Indeed, it is telling that the comments attributed to Judge Rader do not, on their own, make Plaintiffs-Appellees’ case for them; rather, they draw their own subjective- and unjustified-conclusion about what those words mean: “In other words, without reading the briefs submitted by the parties or hearing argument, Chief Judge Rader expressed his view of the district court’s decision.”. . . There is nothing in that press account that ties Judge Rader’s generalized comments about the state of the law to “the district court’s decision” in this case.

Plaintiff’s allegations with respect to the Fordham conference, according to Myriad, “are even more far afield.” As noted, the allegedly offending “hint” at disagreement with plaintiffs’ view of the law came after a speaker – one of plaintiffs’ counsel in the district court – pointed to a bottle of purified water and questioned whether the act of purification was “sufficient intervention between what God gave us. . . and what man created to merit a patent?” The Chief Judge asked in response: “How many people have died of water pollution over the course of human events? . . . Probably billions.” Myriad disputed plaintiffs’ assertion that this comment revealed bias against plaintiffs in this case:

This case, of course, does not involve purification of water, and so it is difficult to see how the brief exchange – which did not in any way involve the facts or decision in this case – could cause a reasonable and wellinformed observer to conclude that Judge Rader had pre-judged this case, which involves not bottled water, but the patenteligibility of isolated DNA and associated methods. Again, this comment was, at most, directed to the complex policy issues surrounding patents generally and Section 101 in particular; no reasonable, informed observer would take that as a comment on the merits of this particular case.
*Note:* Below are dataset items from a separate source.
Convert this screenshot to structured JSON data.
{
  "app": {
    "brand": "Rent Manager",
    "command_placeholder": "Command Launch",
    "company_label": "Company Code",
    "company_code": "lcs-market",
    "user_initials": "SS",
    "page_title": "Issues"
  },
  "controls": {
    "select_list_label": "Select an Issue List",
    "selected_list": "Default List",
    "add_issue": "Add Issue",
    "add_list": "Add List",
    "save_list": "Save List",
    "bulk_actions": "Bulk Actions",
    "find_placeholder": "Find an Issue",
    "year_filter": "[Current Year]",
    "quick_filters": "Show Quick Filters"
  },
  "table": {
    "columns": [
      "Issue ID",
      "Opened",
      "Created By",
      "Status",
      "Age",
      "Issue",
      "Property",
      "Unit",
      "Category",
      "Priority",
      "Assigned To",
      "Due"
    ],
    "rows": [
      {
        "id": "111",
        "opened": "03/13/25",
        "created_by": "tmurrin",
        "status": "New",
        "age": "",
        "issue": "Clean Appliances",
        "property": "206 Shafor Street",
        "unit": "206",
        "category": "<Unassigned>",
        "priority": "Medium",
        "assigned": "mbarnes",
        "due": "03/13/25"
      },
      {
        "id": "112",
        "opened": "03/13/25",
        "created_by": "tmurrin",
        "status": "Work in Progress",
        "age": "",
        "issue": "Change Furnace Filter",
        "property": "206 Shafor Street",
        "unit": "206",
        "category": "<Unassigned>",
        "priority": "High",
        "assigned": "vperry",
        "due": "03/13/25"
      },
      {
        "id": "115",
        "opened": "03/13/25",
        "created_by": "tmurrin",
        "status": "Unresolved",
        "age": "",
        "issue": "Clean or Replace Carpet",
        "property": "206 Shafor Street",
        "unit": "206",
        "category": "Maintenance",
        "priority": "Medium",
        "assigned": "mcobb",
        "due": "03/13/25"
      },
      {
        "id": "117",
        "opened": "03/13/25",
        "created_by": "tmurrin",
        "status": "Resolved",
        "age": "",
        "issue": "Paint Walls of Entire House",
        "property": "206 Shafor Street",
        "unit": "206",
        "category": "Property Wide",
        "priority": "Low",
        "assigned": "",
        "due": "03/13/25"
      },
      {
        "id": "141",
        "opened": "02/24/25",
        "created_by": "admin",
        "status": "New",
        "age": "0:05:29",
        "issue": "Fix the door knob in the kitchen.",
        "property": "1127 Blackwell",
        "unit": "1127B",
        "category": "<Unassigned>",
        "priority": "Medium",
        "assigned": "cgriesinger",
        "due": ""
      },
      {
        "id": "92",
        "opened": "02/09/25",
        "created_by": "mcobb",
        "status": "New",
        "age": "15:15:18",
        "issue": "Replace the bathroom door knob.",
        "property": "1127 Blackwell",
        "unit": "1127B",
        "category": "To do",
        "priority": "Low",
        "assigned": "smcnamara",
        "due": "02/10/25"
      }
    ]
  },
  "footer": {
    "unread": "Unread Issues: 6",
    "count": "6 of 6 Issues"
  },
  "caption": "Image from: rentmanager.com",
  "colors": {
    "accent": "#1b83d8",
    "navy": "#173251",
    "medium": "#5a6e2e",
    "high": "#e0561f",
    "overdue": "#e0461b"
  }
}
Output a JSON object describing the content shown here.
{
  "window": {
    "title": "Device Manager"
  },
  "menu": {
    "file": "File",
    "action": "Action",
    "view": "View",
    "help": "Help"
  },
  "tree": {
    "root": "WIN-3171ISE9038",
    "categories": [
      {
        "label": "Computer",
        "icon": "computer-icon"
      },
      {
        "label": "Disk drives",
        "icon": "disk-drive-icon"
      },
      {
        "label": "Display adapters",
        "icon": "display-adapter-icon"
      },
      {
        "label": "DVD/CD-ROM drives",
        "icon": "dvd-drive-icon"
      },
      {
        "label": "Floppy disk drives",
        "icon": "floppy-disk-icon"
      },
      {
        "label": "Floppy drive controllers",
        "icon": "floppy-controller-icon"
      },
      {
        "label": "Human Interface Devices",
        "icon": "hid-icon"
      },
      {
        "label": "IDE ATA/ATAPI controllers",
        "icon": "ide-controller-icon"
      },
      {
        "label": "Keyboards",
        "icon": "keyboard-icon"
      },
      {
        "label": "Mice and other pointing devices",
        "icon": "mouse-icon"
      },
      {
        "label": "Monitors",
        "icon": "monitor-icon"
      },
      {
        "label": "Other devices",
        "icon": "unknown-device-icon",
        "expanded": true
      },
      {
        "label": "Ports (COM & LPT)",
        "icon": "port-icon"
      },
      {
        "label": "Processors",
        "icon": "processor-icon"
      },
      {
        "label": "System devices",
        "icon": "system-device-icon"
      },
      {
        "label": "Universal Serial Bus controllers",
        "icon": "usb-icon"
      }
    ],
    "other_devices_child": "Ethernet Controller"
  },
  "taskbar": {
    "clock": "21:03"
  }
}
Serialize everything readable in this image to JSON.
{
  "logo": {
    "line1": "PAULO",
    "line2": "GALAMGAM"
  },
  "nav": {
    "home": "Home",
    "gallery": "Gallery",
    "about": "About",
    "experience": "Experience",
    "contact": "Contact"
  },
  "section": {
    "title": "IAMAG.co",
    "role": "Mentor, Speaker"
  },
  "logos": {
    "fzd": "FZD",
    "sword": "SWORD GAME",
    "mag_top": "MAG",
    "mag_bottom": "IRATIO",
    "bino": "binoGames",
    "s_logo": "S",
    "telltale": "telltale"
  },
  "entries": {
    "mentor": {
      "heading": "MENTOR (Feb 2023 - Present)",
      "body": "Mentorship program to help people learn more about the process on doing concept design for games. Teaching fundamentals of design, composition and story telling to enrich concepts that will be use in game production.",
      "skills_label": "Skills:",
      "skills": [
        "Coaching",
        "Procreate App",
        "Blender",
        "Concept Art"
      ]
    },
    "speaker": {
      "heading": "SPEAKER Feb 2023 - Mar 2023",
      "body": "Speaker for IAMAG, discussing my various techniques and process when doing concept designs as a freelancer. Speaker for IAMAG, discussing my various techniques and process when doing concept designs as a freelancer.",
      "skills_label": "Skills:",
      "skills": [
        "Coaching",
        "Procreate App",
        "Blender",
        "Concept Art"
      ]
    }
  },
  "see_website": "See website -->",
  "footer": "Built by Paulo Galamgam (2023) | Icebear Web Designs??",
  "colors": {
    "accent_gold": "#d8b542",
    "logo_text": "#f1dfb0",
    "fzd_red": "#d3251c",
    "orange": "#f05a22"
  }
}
Federal Circuit Bar Association Amicus Brief

The Federal Circuit Bar Association has filed an amicus brief in support of neither party which stresses the importance of allowing judges to speak freely about general legal topics at conferences, in teaching classes at law schools, and in scholarly articles. The FCBA suggests the following standard of assessing whether recusal is required based on a judge’s allegedly case-related comments at a conference:

If the judge’s comments can reasonably be understood as general expressions regarding the law, recusal is not warranted, even if the views expressed are also relevant to a particular pending or impending case. Correspondingly, recusal should be considered, based on such comments, only if the objectively reasonable interpretation is that those comments constituted the expression of the judge’s specific views regarding the proper disposition of a particular identifiable pending or impending case, and reflect bias or predisposition (i.e., an unwillingness to consider the case with an open mind).

No Action For Now

The Federal Circuit has stated that it will not forward the motion papers to Chief Judge Rader unless and until he is assigned to the panel or the case is heard en banc. It is likely, however, that Chief Judge Rader will eventually have to rule on the motion. Even if the appeal is assigned to a three-judge panel that does not include the Chief Judge, the losing party at the Federal Circuit level can be expected to petition for rehearing en banc. Regardless of whether the en banc court elects to take the case, Chief Judge Rader would have to rule on the recusal motion before voting on the petition. If the appeal progresses along the usual schedule, with no significant extensions of time, it will likely be argued in early 2011.